For working people, telehealth saves them time and money from not taking time off from work for an appointment with a doctor, or worse, prioritizing work and forgoing health. Telehealth allows patients to see a doctor anytime, even on a lunch break. 

Implementing a patient-centered telehealth service can improve patient experience, and it’s easy and cost-effective.

Curogram is a telehealth platform that streamlines the delivery of remote healthcare services and allows doctors and patients an easy way to communicate and exchange medical information at a distance. With Curogram, patients can join a virtual appointment through a link they receive in an SMS and get the required medical care from a licensed healthcare professional in a matter of minutes.

Providers benefit from telehealth, too.

Medical professionals benefit significantly from telehealth, increasing efficiency, saving on operational costs, and further improving patient experience and high HCAHPS scores. 

Healthcare providers also benefit from telehealth and from the corresponding positive patient experience, and vice versa. These benefits include an increase in revenue resulting from an increased patient base, efficient office operations, improved staff workflow, and reduced patient no-shows.

Telehealth helps increase patient base and revenue.

Telehealth improves access to healthcare and expands a medical professional's reach to provide for more patients. An increasing number of HCPs from most states embrace telehealth because of the benefits it gives them in improving access to medical care and reaching patients regardless of their location. 

Giving more access and expanding the reach to patients enables practices to also increase revenue. Offering telehealth services broadens your patient base, from rural patients to urban patients because of the convenience, lower cost, and less hassle. Given the opportunity, patients prefer to experience the more advanced and modern medical practice available through telehealth. 

Telehealth improves office workflows and efficiency. 

Office workflows and efficiency improve with telehealth's capability to allow your practice to obtain patients' medical information before virtual visits.

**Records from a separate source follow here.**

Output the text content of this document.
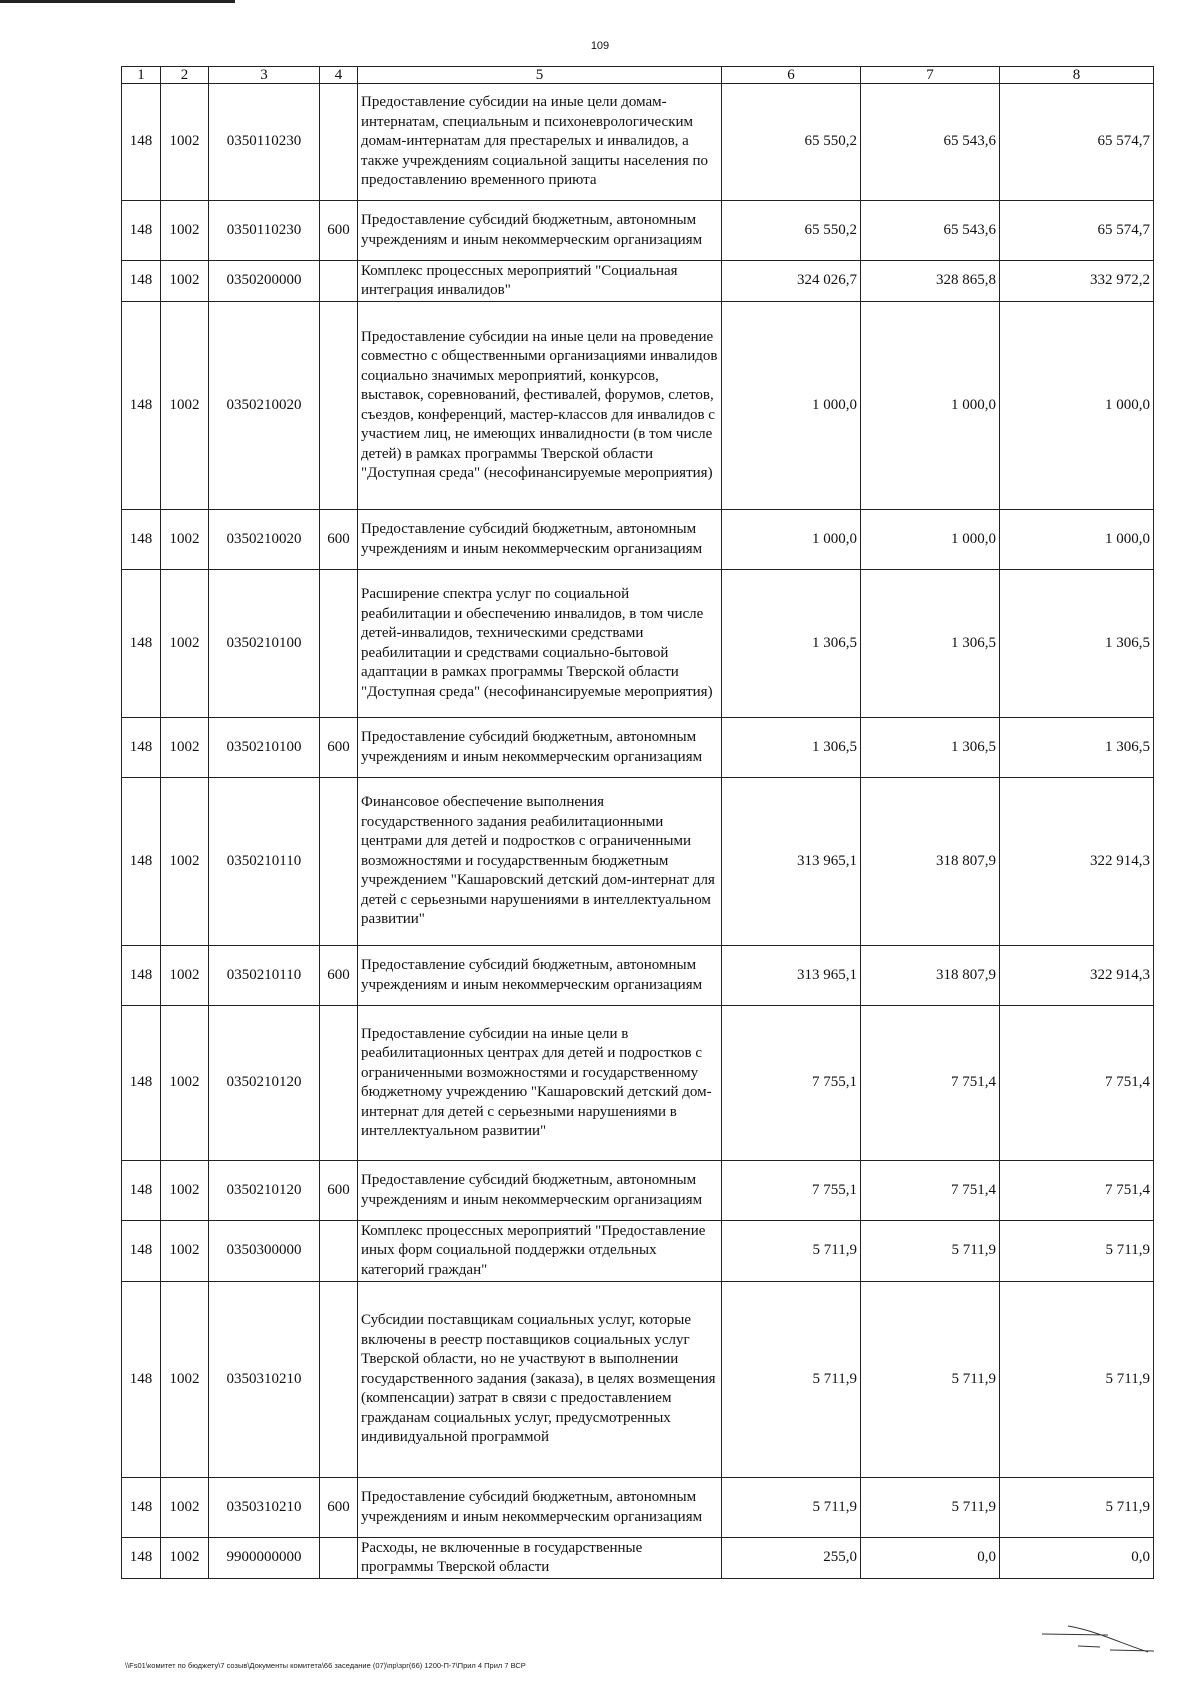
109
1	2	3	4	5	6	7	8
148	1002	0350110230		Предоставление субсидии на иные цели домам-интернатам, специальным и психоневрологическим домам-интернатам для престарелых и инвалидов, а также учреждениям социальной защиты населения по предоставлению временного приюта	65 550,2	65 543,6	65 574,7
148	1002	0350110230	600	Предоставление субсидий бюджетным, автономным учреждениям и иным некоммерческим организациям	65 550,2	65 543,6	65 574,7
148	1002	0350200000		Комплекс процессных мероприятий "Социальная интеграция инвалидов"	324 026,7	328 865,8	332 972,2
148	1002	0350210020		Предоставление субсидии на иные цели на проведение совместно с общественными организациями инвалидов социально значимых мероприятий, конкурсов, выставок, соревнований, фестивалей, форумов, слетов, съездов, конференций, мастер-классов для инвалидов с участием лиц, не имеющих инвалидности (в том числе детей) в рамках программы Тверской области "Доступная среда" (несофинансируемые мероприятия)	1 000,0	1 000,0	1 000,0
148	1002	0350210020	600	Предоставление субсидий бюджетным, автономным учреждениям и иным некоммерческим организациям	1 000,0	1 000,0	1 000,0
148	1002	0350210100		Расширение спектра услуг по социальной реабилитации и обеспечению инвалидов, в том числе детей-инвалидов, техническими средствами реабилитации и средствами социально-бытовой адаптации в рамках программы Тверской области "Доступная среда" (несофинансируемые мероприятия)	1 306,5	1 306,5	1 306,5
148	1002	0350210100	600	Предоставление субсидий бюджетным, автономным учреждениям и иным некоммерческим организациям	1 306,5	1 306,5	1 306,5
148	1002	0350210110		Финансовое обеспечение выполнения государственного задания реабилитационными центрами для детей и подростков с ограниченными возможностями и государственным бюджетным учреждением "Кашаровский детский дом-интернат для детей с серьезными нарушениями в интеллектуальном развитии"	313 965,1	318 807,9	322 914,3
148	1002	0350210110	600	Предоставление субсидий бюджетным, автономным учреждениям и иным некоммерческим организациям	313 965,1	318 807,9	322 914,3
148	1002	0350210120		Предоставление субсидии на иные цели в реабилитационных центрах для детей и подростков с ограниченными возможностями и государственному бюджетному учреждению "Кашаровский детский дом-интернат для детей с серьезными нарушениями в интеллектуальном развитии"	7 755,1	7 751,4	7 751,4
148	1002	0350210120	600	Предоставление субсидий бюджетным, автономным учреждениям и иным некоммерческим организациям	7 755,1	7 751,4	7 751,4
148	1002	0350300000		Комплекс процессных мероприятий "Предоставление иных форм социальной поддержки отдельных категорий граждан"	5 711,9	5 711,9	5 711,9
148	1002	0350310210		Субсидии поставщикам социальных услуг, которые включены в реестр поставщиков социальных услуг Тверской области, но не участвуют в выполнении государственного задания (заказа), в целях возмещения (компенсации) затрат в связи с предоставлением гражданам социальных услуг, предусмотренных индивидуальной программой	5 711,9	5 711,9	5 711,9
148	1002	0350310210	600	Предоставление субсидий бюджетным, автономным учреждениям и иным некоммерческим организациям	5 711,9	5 711,9	5 711,9
148	1002	9900000000		Расходы, не включенные в государственные программы Тверской области	255,0	0,0	0,0
\\Fs01\комитет по бюджету\7 созыв\Документы комитета\66 заседание (07)\пр\зрг(66) 1200-П-7\Прил 4 Прил 7 ВСР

Curogram, for example, automatically sends electronic patient intake forms a few days in advance of the scheduled virtual appointment. 

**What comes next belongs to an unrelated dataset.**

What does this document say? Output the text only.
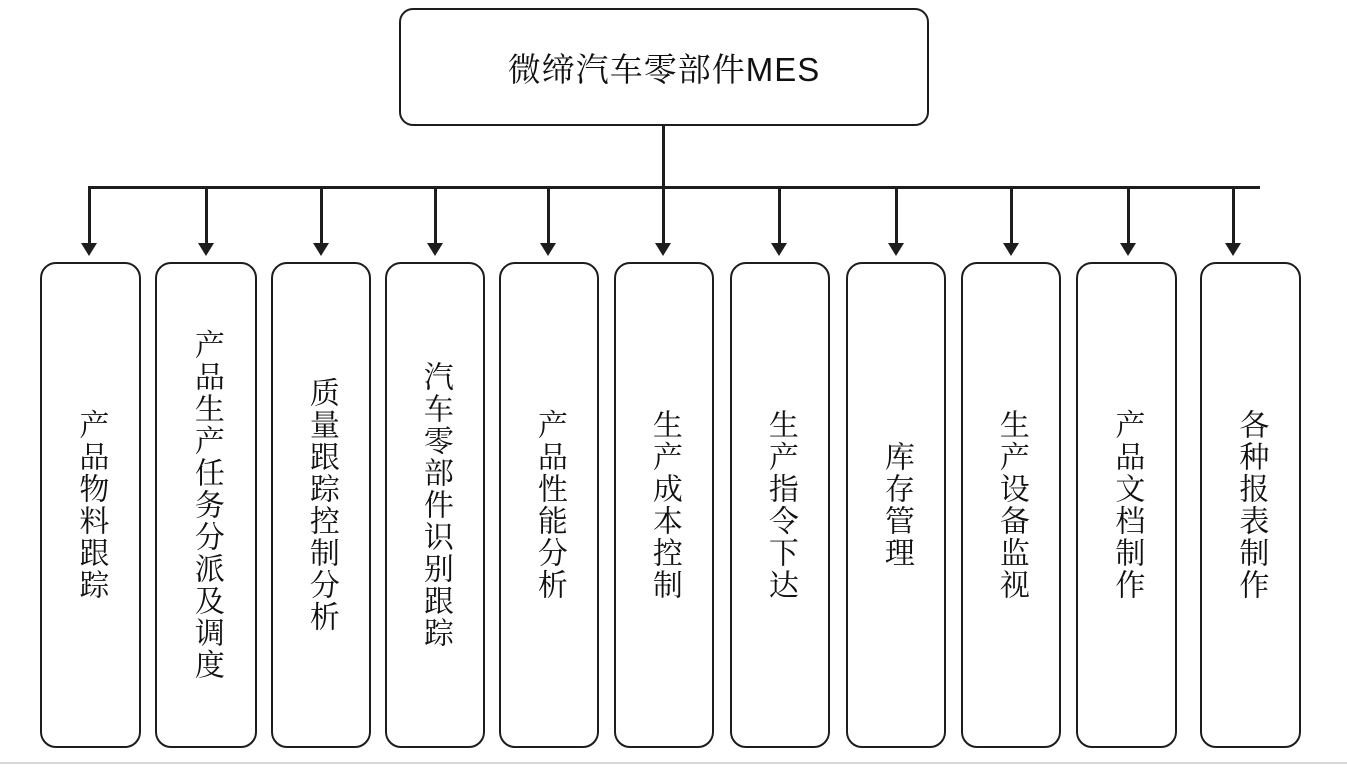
微缔汽车零部件MES
产品物料跟踪	产品生产任务分派及调度	质量跟踪控制分析	汽车零部件识别跟踪	产品性能分析	生产成本控制	生产指令下达	库存管理	生产设备监视	产品文档制作	各种报表制作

In addition, Curogram integrates with any EHR and saves medical practices from manually encoding medical information. The platform also allows you to set up and start your virtual clinics, efficiently simulating a waiting room to quickly onboard patients when it's their turn and check out after their appointment. 

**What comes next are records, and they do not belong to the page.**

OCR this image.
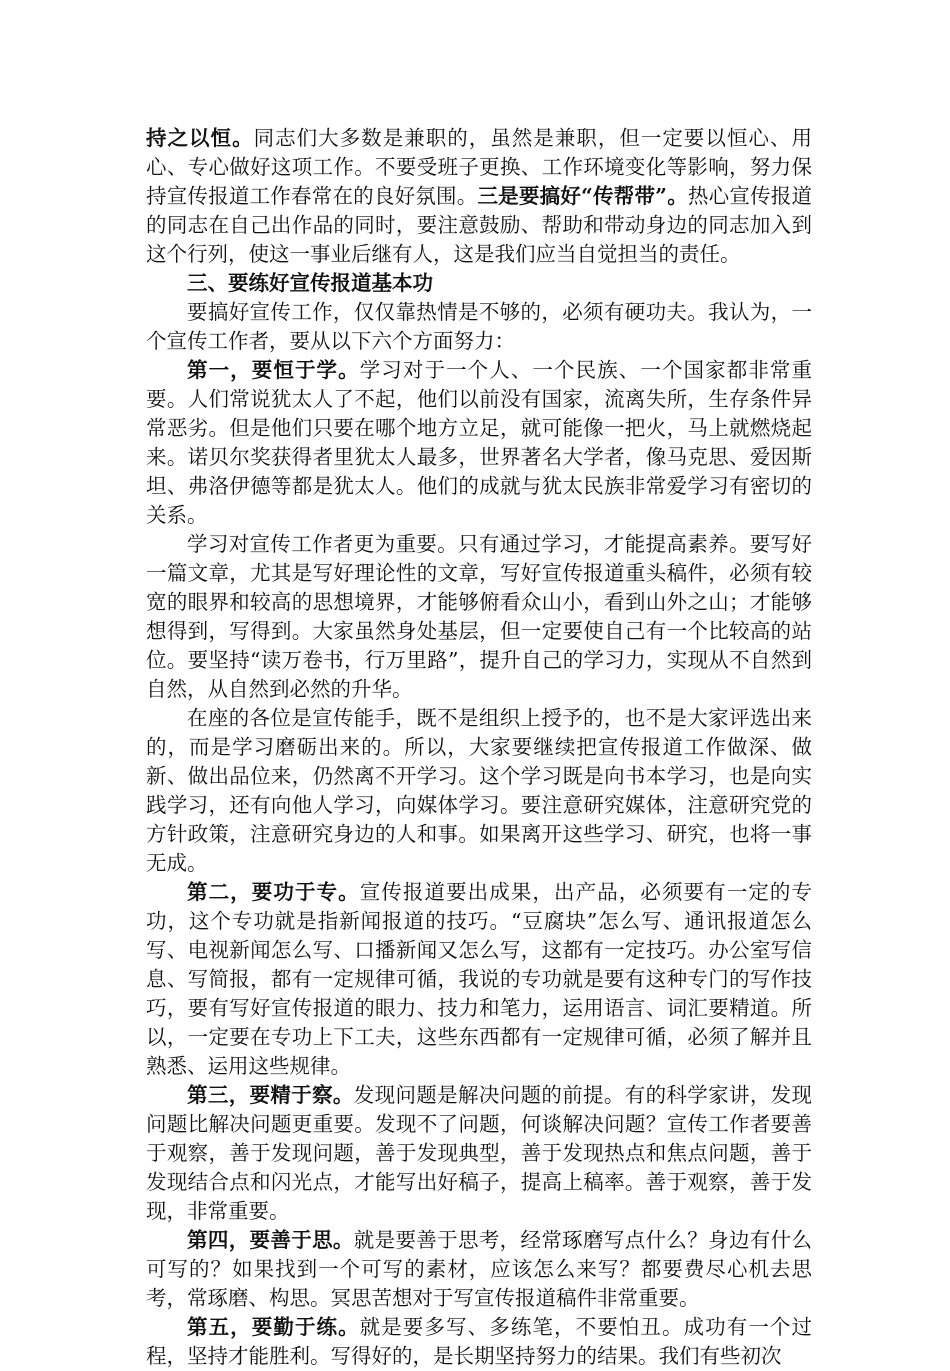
持之以恒。同志们大多数是兼职的，虽然是兼职，但一定要以恒心、用心、专心做好这项工作。不要受班子更换、工作环境变化等影响，努力保持宣传报道工作春常在的良好氛围。三是要搞好“传帮带”。热心宣传报道的同志在自己出作品的同时，要注意鼓励、帮助和带动身边的同志加入到这个行列，使这一事业后继有人，这是我们应当自觉担当的责任。

三、要练好宣传报道基本功

要搞好宣传工作，仅仅靠热情是不够的，必须有硬功夫。我认为，一个宣传工作者，要从以下六个方面努力：

第一，要恒于学。学习对于一个人、一个民族、一个国家都非常重要。人们常说犹太人了不起，他们以前没有国家，流离失所，生存条件异常恶劣。但是他们只要在哪个地方立足，就可能像一把火，马上就燃烧起来。诺贝尔奖获得者里犹太人最多，世界著名大学者，像马克思、爱因斯坦、弗洛伊德等都是犹太人。他们的成就与犹太民族非常爱学习有密切的关系。

学习对宣传工作者更为重要。只有通过学习，才能提高素养。要写好一篇文章，尤其是写好理论性的文章，写好宣传报道重头稿件，必须有较宽的眼界和较高的思想境界，才能够俯看众山小，看到山外之山；才能够想得到，写得到。大家虽然身处基层，但一定要使自己有一个比较高的站位。要坚持“读万卷书，行万里路”，提升自己的学习力，实现从不自然到自然，从自然到必然的升华。

在座的各位是宣传能手，既不是组织上授予的，也不是大家评选出来的，而是学习磨砺出来的。所以，大家要继续把宣传报道工作做深、做新、做出品位来，仍然离不开学习。这个学习既是向书本学习，也是向实践学习，还有向他人学习，向媒体学习。要注意研究媒体，注意研究党的方针政策，注意研究身边的人和事。如果离开这些学习、研究，也将一事无成。

第二，要功于专。宣传报道要出成果，出产品，必须要有一定的专功，这个专功就是指新闻报道的技巧。“豆腐块”怎么写、通讯报道怎么写、电视新闻怎么写、口播新闻又怎么写，这都有一定技巧。办公室写信息、写简报，都有一定规律可循，我说的专功就是要有这种专门的写作技巧，要有写好宣传报道的眼力、技力和笔力，运用语言、词汇要精道。所以，一定要在专功上下工夫，这些东西都有一定规律可循，必须了解并且熟悉、运用这些规律。

第三，要精于察。发现问题是解决问题的前提。有的科学家讲，发现问题比解决问题更重要。发现不了问题，何谈解决问题？宣传工作者要善于观察，善于发现问题，善于发现典型，善于发现热点和焦点问题，善于发现结合点和闪光点，才能写出好稿子，提高上稿率。善于观察，善于发现，非常重要。

第四，要善于思。就是要善于思考，经常琢磨写点什么？身边有什么可写的？如果找到一个可写的素材，应该怎么来写？都要费尽心机去思考，常琢磨、构思。冥思苦想对于写宣传报道稿件非常重要。

第五，要勤于练。就是要多写、多练笔，不要怕丑。成功有一个过程，坚持才能胜利。写得好的，是长期坚持努力的结果。我们有些初次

Telehealth helps reduce patient no-shows.

Patient no-shows reduce when HCPs implement telehealth options. As telehealth satisfies patients' desire to control their schedules and cancel or reschedule appointments easily, there is a significant reduction in patient no-shows. 

Some telehealth platforms, like Curogram, also offer features that reduce patient no-shows more dramatically. It allows you to create HIPAA-compliant text messages and SMS appointment reminders. The coolest thing is, your patients can respond via SMS if they need to reschedule, cancel the appointment, or have any inquiries. According to Curogram, medical practices that implement 2-way text messaging reduce no-shows by 75%!

Telehealth makes remote patient monitoring possible. 

Another telehealth feature that benefits medical practices and further improves patient experience is facilitating remote patient monitoring (RPM). Telehealth allows healthcare providers to monitor patients with chronic health conditions remotely through modern technology, giving them timely updates and insights into the patient's condition.

Telehealth uses modern telecommunication devices to allow HCPs to record, acquire, and analyze medical data without requiring patients to have an in-office visit. 

Implementing telehealth impacts medical practice and improves the patient experience. 

A better patient experience results from implementing patient-centered care models and strategies in your medical practice. 

Telehealth, so far, is the most multi-faceted patient-centric healthcare providing model. It solves office inefficiencies that save money and increase profits. But most importantly, telehealth improves patient experience like never before.